One of the most significant advantages of blockchain technology is its transparency. The data is publicly available so that anyone can view the transactions. But on the flip side, the same data is also available to bad actors. They exploit the open data in endless ways.
For instance, a malicious trader can get prior knowledge of upcoming transactions with market-moving potential and place an order before the others to sell the assets later at a higher price. This is known as front-running.
Front-running attacks can take place in any market. They are common in the NFT space, as well.
The NFT front-running process
Consider a typical scenario of an NFT purchasing process. Most NFTs run on the Ethereum blockchain. When you want to buy an NFT, you must pay a gas fee in addition to the NFT’s price. Gas fees are used to reward Ethereum miners for verifying and conducting the transaction.

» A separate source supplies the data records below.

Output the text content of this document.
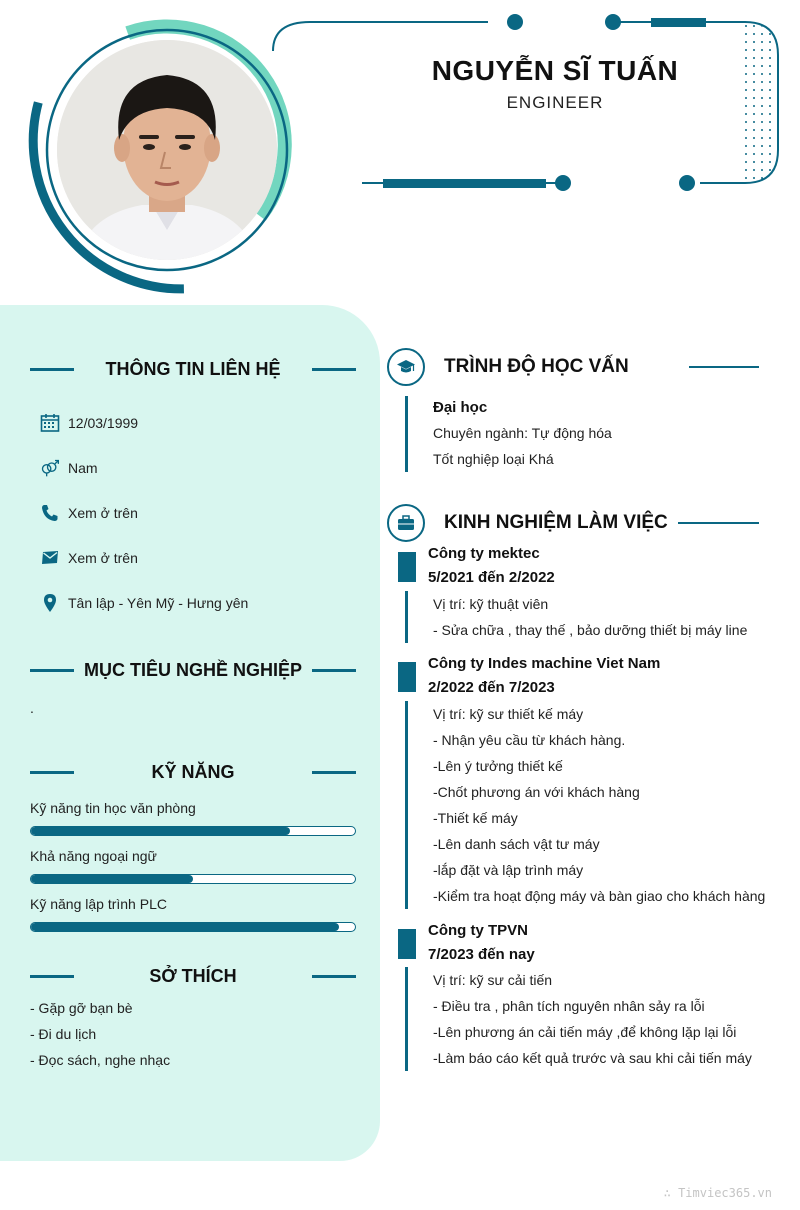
NGUYỄN SĨ TUẤN
ENGINEER
THÔNG TIN LIÊN HỆ
12/03/1999
Nam
Xem ở trên
Xem ở trên
Tân lập - Yên Mỹ - Hưng yên
MỤC TIÊU NGHỀ NGHIỆP
.
KỸ NĂNG
Kỹ năng tin học văn phòng
Khả năng ngoại ngữ
Kỹ năng lập trình PLC
SỞ THÍCH
- Gặp gỡ bạn bè
- Đi du lịch
- Đọc sách, nghe nhạc
TRÌNH ĐỘ HỌC VẤN
Đại học
Chuyên ngành: Tự động hóa
Tốt nghiệp loại Khá
KINH NGHIỆM LÀM VIỆC
Công ty mektec
5/2021 đến 2/2022
Vị trí: kỹ thuật viên
- Sửa chữa , thay thế , bảo dưỡng thiết bị máy line
Công ty Indes machine Viet Nam
2/2022 đến 7/2023
Vị trí: kỹ sư thiết kế máy
- Nhận yêu cầu từ khách hàng.
-Lên ý tưởng thiết kế
-Chốt phương án với khách hàng
-Thiết kế máy
-Lên danh sách vật tư máy
-lắp đặt và lập trình máy
-Kiểm tra hoạt động máy và bàn giao cho khách hàng
Công ty TPVN
7/2023 đến nay
Vị trí: kỹ sư cải tiến
- Điều tra , phân tích nguyên nhân sảy ra lỗi
-Lên phương án cải tiến máy ,để không lặp lại lỗi
-Làm báo cáo kết quả trước và sau khi cải tiến máy
∴ Timviec365.vn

Now, think about what happens if you pay a higher gas fee than other transactions. Your order will be prioritized, and miners will process it before the others.
This is how an NFT front-running process occurs. Accelerating the transactions by paying high gas fees, traders with bad intentions are able to put orders before the major orders that can affect the market price of that NFT.
In practice, front-running bots are used to achieve this.
How do front-running bots work?
The application of bots automates the front-running trades. The bot scans the pending transactions on the blockchain and detects a profitable transaction. It then estimates the gas price of the transaction, copies it and submits it with a higher fee.
Put another way; front-running occurs when the bot discovers the transaction after it has been broadcast but before it has been confirmed and manages to have its own transaction completed before the original transaction.
All of this happens in milliseconds, making manual trading impossible to compete.
Sandwich attacks are a popular form of NFT front-running
In a front-running event, attackers can also place two orders simultaneously. One before and one after the trade that they want to copy. In other words, the original trade is sandwiched between the two fake transactions.
In this case, the original transaction will still execute. However, since the price will increase, its trader won’t receive the intended advantage.
Let’s say trader A places a genuine bid on an NFT at a higher price than the current best offer in an NFT marketplace. Trader B detects this pending transaction and inserts two orders at the same time. One in order to buy the NFT asset with the best offer and one to put the NFT for sale at a price slightly higher than trader A’s bidding price. When the transaction of trader A takes place, the attacker benefits from this price difference.
Methods to mitigate NFT front-running
There are primarily two approaches to combat front-running attacks.
- Transaction sequencing
In this approach, traders and miners are forced to follow an ordering rule so that paying higher gas fees won’t allow front-running. One such rule is the Canonical Transaction Ordering rule proposed for Bitcoin Cash. It enforces sequencing according to transaction IDs.
- Improve confidentiality
Some blockchain protocols allow users to improve their privacy through private mempools (memory pools), which are the places where the pending transactions are stored on the Ethereum blockchain. Private mempools are paid services that help receive bots’ key information and detect which transactions they intend to exploit. A blockchain protocol that leverages private mempools is, for example, Omnia.
Despite these precautions, front-running attacks are unavoidable in most cases. That’s why traders should also consider dividing large transactions into smaller ones.